States that saw the greatest number of REOs in 2021 included Illinois (3,472); Florida (2,287); California (1,839); Pennsylvania (1,293); and Texas (1,236). Metropolitan statistical areas with a population greater than 1 million that saw the greatest number of REOs in 2021 included Chicago (1,733); St. Louis (1,255); New York City (814); Baltimore; and Philadelphia (571 each).
Other report findings:
–Lenders started the foreclosure process on 92,346 U.S. properties in 2021, down 30 percent from 2020 and down 96 percent from a peak of 2,139,005 in 2009, to a record low.
–States that saw the greatest decline in foreclosure starts from last year included Maryland (down 81 percent); Oklahoma (down 70 percent); Idaho (down 64 percent); Nebraska (down 63 percent); and Connecticut (down 60 percent). Four states saw an annual increase in foreclosure starts: South Dakota (up 20 percent); Vermont (up 36 percent); North Dakota (up 71 percent); and Nevada (up 85 percent).
–Metropolitan statistical areas that saw the greatest declines in foreclosure starts from last year included Philadelphia, (down 56 percent); Washington, D.C. (down 52 percent); Charlotte, N.C. (down 51 percent); Cleveland, Ohio (down 42 percent); and Chicago (down 42 percent).
–States with the highest foreclosure rates in 2021 were Nevada (0.26 percent); Illinois (0.23 percent); Florida (0.21 percent); Delaware (0.21 percent); and New Jersey (0.19 percent).
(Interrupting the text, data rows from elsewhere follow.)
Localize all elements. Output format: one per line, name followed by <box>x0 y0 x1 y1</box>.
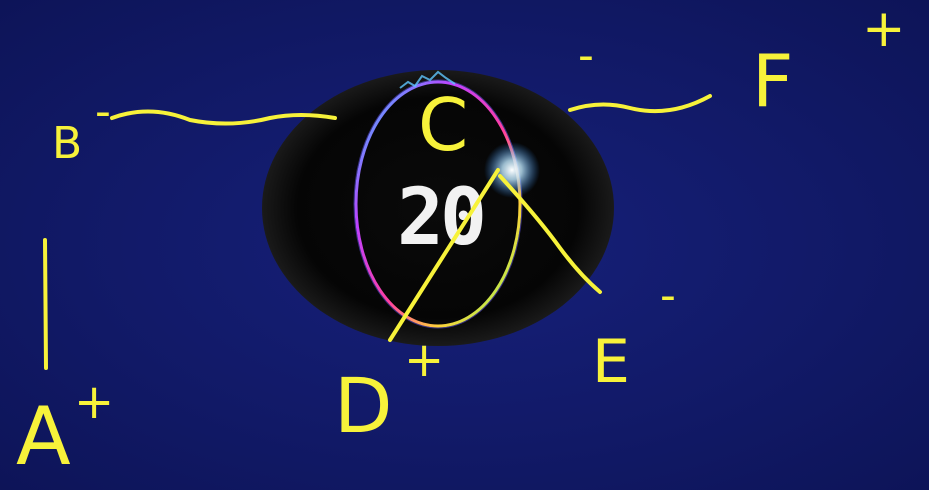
timer-badge: 20 <box>262 70 614 346</box>
label-d-sign: + <box>404 332 444 388</box>
label-c-sign: - <box>578 30 594 81</box>
label-b: B <box>52 118 82 169</box>
label-e: E <box>592 327 630 397</box>
label-f: F <box>752 39 793 123</box>
label-b-sign: - <box>95 86 111 137</box>
timer-value: 20 <box>397 173 483 263</box>
label-c: C <box>418 83 468 167</box>
label-f-sign: + <box>862 0 906 59</box>
label-d: D <box>334 361 393 450</box>
label-e-sign: - <box>660 270 676 321</box>
label-a: A <box>16 390 71 483</box>
handwritten-ink <box>43 94 712 370</box>
label-a-sign: + <box>74 374 114 430</box>
lens-flare-icon <box>484 142 540 198</box>
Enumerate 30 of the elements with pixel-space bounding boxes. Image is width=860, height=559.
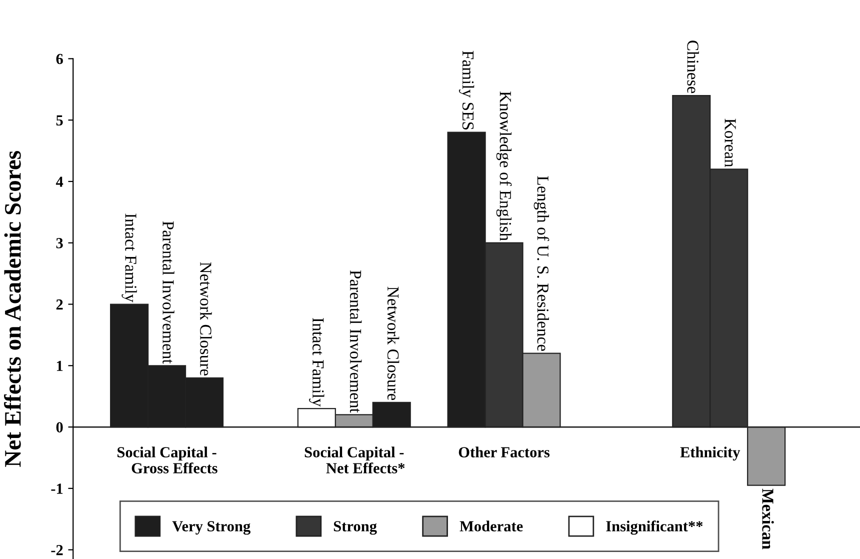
y-tick-label: 3 xyxy=(56,238,63,248)
x-tick-label: Mexican xyxy=(762,488,774,550)
x-tick-label: Parental Involvement xyxy=(162,221,174,364)
legend-label: Insignificant** xyxy=(606,520,703,535)
x-tick-label: Network Closure xyxy=(200,262,212,376)
y-tick-label: -1 xyxy=(51,484,63,494)
x-tick-label: Intact Family xyxy=(309,318,324,407)
y-tick-label: 1 xyxy=(56,360,63,371)
x-tick-label: Family SES xyxy=(458,50,474,130)
y-tick-label: 5 xyxy=(56,115,63,126)
y-tick-label: 0 xyxy=(56,422,63,432)
x-tick-label: Chinese xyxy=(687,40,699,94)
legend-label: Strong xyxy=(334,521,377,535)
x-tick-label: Knowledge of English xyxy=(496,92,512,241)
annotation: Social Capital - Net Effects* xyxy=(304,446,405,474)
legend-label: Very Strong xyxy=(172,521,250,535)
y-axis-title: Net Effects on Academic Scores xyxy=(4,150,21,467)
y-tick-label: 6 xyxy=(56,54,63,64)
annotation: Ethnicity xyxy=(680,446,740,461)
x-tick-label: Length of U. S. Residence xyxy=(534,176,550,351)
annotation: Social Capital - Gross Effects xyxy=(118,446,218,474)
annotation: Other Factors xyxy=(458,446,550,458)
x-tick-label: Intact Family xyxy=(122,214,137,302)
y-tick-label: 2 xyxy=(56,299,63,310)
legend-label: Moderate xyxy=(460,520,523,532)
x-tick-label: Network Closure xyxy=(387,286,400,400)
y-tick-label: -2 xyxy=(51,544,63,556)
x-tick-label: Korean xyxy=(724,118,736,168)
x-tick-label: Parental Involvement xyxy=(350,270,362,413)
y-tick-label: 4 xyxy=(56,176,64,187)
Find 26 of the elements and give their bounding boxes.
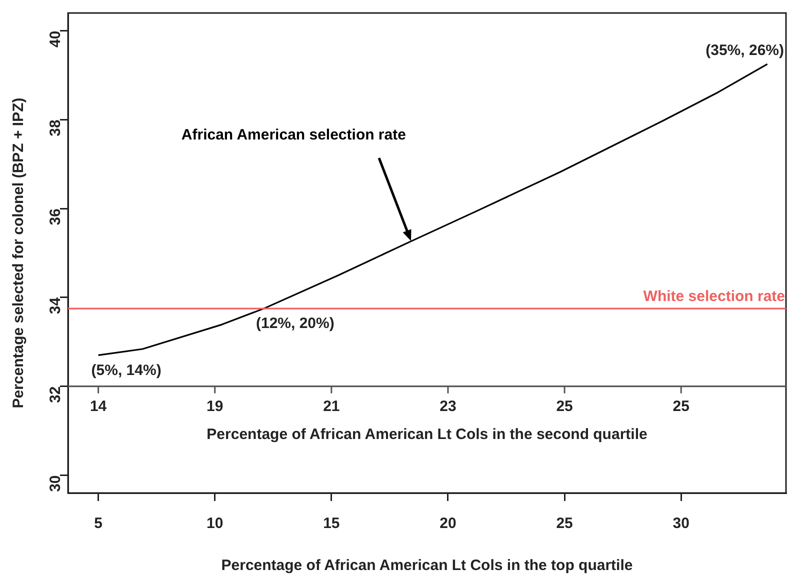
x2-axis-title: Percentage of African American Lt Cols in the second quartile — [206, 426, 648, 443]
ref-line-label: White selection rate — [643, 288, 785, 306]
annotation: 23 — [440, 398, 456, 415]
annotation: 25 — [556, 398, 573, 415]
annotation: 21 — [323, 398, 340, 415]
annotation: (35%, 26%) — [706, 42, 784, 59]
x-tick-label: 25 — [556, 515, 573, 532]
annotation: (5%, 14%) — [91, 362, 162, 379]
x-tick-label: 5 — [94, 515, 102, 532]
x-axis-title: Percentage of African American Lt Cols in the top quartile — [221, 557, 633, 574]
text: African American selection rate — [181, 126, 406, 144]
x-tick-label: 20 — [440, 515, 456, 532]
y-tick-label: 34 — [47, 296, 64, 314]
y-tick-label: 32 — [47, 386, 64, 404]
x-tick-label: 30 — [672, 515, 690, 532]
y-tick-label: 40 — [47, 30, 64, 48]
y-tick-label: 38 — [47, 120, 64, 136]
x-tick-label: 10 — [206, 515, 224, 532]
y-tick-label: 30 — [47, 475, 64, 492]
y-tick-label: 36 — [47, 208, 64, 226]
annotation: 19 — [206, 398, 224, 415]
y-axis-title: Percentage selected for colonel (BPZ + IPZ) — [10, 98, 28, 408]
annotation: 25 — [672, 398, 690, 415]
x-tick-label: 15 — [323, 515, 340, 532]
annotation: 14 — [90, 398, 108, 415]
annotation: (12%, 20%) — [256, 315, 334, 332]
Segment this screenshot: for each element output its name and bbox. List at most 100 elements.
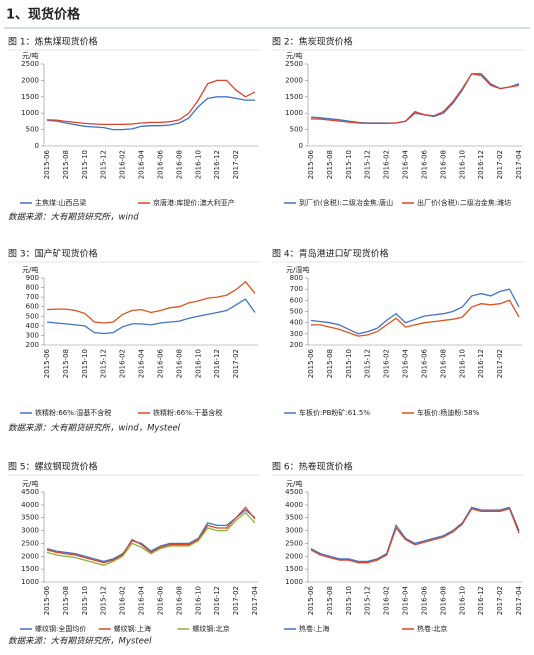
legend-label: 车板价:杨迪粉:58% (417, 408, 480, 417)
x-tick-label: 2015-10 (81, 349, 89, 378)
x-tick-label: 2016-04 (138, 585, 146, 615)
x-tick-label: 2015-12 (364, 150, 372, 179)
x-tick-label: 2016-12 (213, 586, 221, 615)
y-tick-label: 3500 (21, 514, 39, 522)
x-tick-label: 2017-04 (515, 585, 523, 615)
legend-label: 螺纹钢:全国均价 (35, 624, 86, 633)
y-tick-label: 4000 (285, 501, 303, 509)
y-tick-label: 300 (26, 331, 39, 339)
x-tick-label: 2016-08 (439, 150, 447, 179)
source-note: 数据来源：大有期货研究所，wind，Mysteel (8, 423, 181, 434)
x-tick-label: 2017-04 (251, 585, 259, 615)
source-note: 数据来源：大有期货研究所，Mysteel (8, 636, 152, 647)
series-line (310, 506, 520, 563)
y-tick-label: 4500 (21, 488, 39, 496)
x-tick-label: 2016-10 (458, 150, 466, 179)
chart-title: 图 6：热卷现货价格 (272, 461, 353, 473)
y-tick-label: 1000 (285, 578, 303, 586)
x-tick-label: 2016-10 (458, 586, 466, 615)
x-tick-label: 2015-08 (62, 150, 70, 179)
chart-title: 图 2：焦炭现货价格 (272, 36, 353, 48)
y-tick-label: 2000 (285, 552, 303, 560)
series-line (310, 73, 520, 125)
x-tick-label: 2015-10 (345, 150, 353, 179)
y-tick-label: 2500 (21, 539, 39, 547)
series-line (46, 511, 256, 566)
series-line (46, 298, 256, 335)
legend-label: 车板价:PB粉矿:61.5% (299, 408, 370, 417)
x-tick-label: 2016-02 (383, 150, 391, 179)
y-tick-label: 700 (26, 293, 39, 301)
x-tick-label: 2015-06 (307, 585, 315, 615)
x-tick-label: 2016-10 (194, 150, 202, 179)
y-tick-label: 4500 (285, 488, 303, 496)
y-unit-label: 元/吨 (286, 479, 302, 488)
legend-label: 京唐港:库提价:澳大利亚产 (153, 198, 235, 207)
x-tick-label: 2015-06 (43, 585, 51, 615)
y-tick-label: 600 (290, 296, 303, 304)
y-unit-label: 元/吨 (22, 479, 38, 488)
x-tick-label: 2016-02 (383, 586, 391, 615)
y-tick-label: 500 (26, 312, 39, 320)
y-tick-label: 300 (290, 330, 303, 338)
legend-label: 热卷:上海 (299, 624, 329, 633)
x-tick-label: 2016-06 (420, 149, 428, 179)
y-unit-label: 元/吨 (22, 51, 38, 60)
y-tick-label: 3500 (285, 514, 303, 522)
x-tick-label: 2015-08 (62, 586, 70, 615)
x-tick-label: 2017-02 (496, 586, 504, 615)
legend-label: 主焦煤:山西吕梁 (35, 198, 86, 207)
x-tick-label: 2016-08 (175, 150, 183, 179)
chart-title: 图 1：炼焦煤现货价格 (8, 36, 98, 48)
y-unit-label: 元/吨 (286, 51, 302, 60)
legend-label: 螺纹钢:上海 (114, 624, 151, 633)
x-tick-label: 2016-08 (439, 349, 447, 378)
x-tick-label: 2016-04 (402, 585, 410, 615)
x-tick-label: 2015-08 (326, 349, 334, 378)
legend-label: 到厂价(含税):二级冶金焦:唐山 (299, 198, 393, 207)
y-tick-label: 0 (35, 142, 39, 150)
y-tick-label: 1500 (21, 93, 39, 101)
y-unit-label: 元/湿吨 (286, 265, 309, 274)
x-tick-label: 2017-02 (496, 150, 504, 179)
x-tick-label: 2015-10 (345, 586, 353, 615)
x-tick-label: 2016-04 (138, 149, 146, 179)
series-line (46, 280, 256, 324)
y-tick-label: 4000 (21, 501, 39, 509)
x-tick-label: 2015-12 (364, 586, 372, 615)
y-tick-label: 1000 (285, 109, 303, 117)
x-tick-label: 2016-12 (477, 150, 485, 179)
x-tick-label: 2016-10 (458, 349, 466, 378)
y-tick-label: 500 (26, 126, 39, 134)
y-tick-label: 3000 (285, 527, 303, 535)
x-tick-label: 2015-06 (43, 149, 51, 179)
section-heading: 1、现货价格 (6, 7, 81, 23)
series-line (46, 96, 255, 131)
y-tick-label: 800 (290, 274, 303, 282)
series-line (46, 79, 256, 126)
x-tick-label: 2015-08 (326, 150, 334, 179)
x-tick-label: 2016-06 (156, 149, 164, 179)
x-tick-label: 2017-02 (496, 349, 504, 378)
x-tick-label: 2015-06 (43, 348, 51, 378)
x-tick-label: 2016-12 (213, 349, 221, 378)
x-tick-label: 2016-10 (194, 349, 202, 378)
y-tick-label: 700 (290, 285, 303, 293)
y-tick-label: 800 (26, 284, 39, 292)
y-tick-label: 2500 (285, 60, 303, 68)
x-tick-label: 2016-04 (402, 348, 410, 378)
x-tick-label: 2016-10 (194, 586, 202, 615)
y-tick-label: 900 (26, 274, 39, 282)
x-tick-label: 2016-12 (477, 586, 485, 615)
x-tick-label: 2016-02 (119, 150, 127, 179)
legend-label: 铁精粉:66%:湿基不含税 (35, 408, 111, 417)
x-tick-label: 2016-02 (383, 349, 391, 378)
x-tick-label: 2016-06 (420, 348, 428, 378)
chart-title: 图 5：螺纹钢现货价格 (8, 461, 98, 473)
series-line (310, 73, 520, 124)
x-tick-label: 2015-12 (100, 586, 108, 615)
y-tick-label: 2500 (21, 60, 39, 68)
series-line (311, 299, 520, 337)
x-tick-label: 2016-06 (156, 585, 164, 615)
–Among 220 metropolitan statistical areas with a population of at least 200,000, those with the highest foreclosure rates in 2021 were Cleveland (0.37 percent); Las Vegas, (0.31 percent); Lake Havasu, Ariz. (0.30 percent); Peoria, Ill. (0.30 percent); and Atlantic City, N.J. (0.29 percent).
–Properties foreclosed in the fourth quarter had been in the foreclosure process an average of 941 days, a 2 percent increase from the previous quarter and 10 percent increase from a year ago.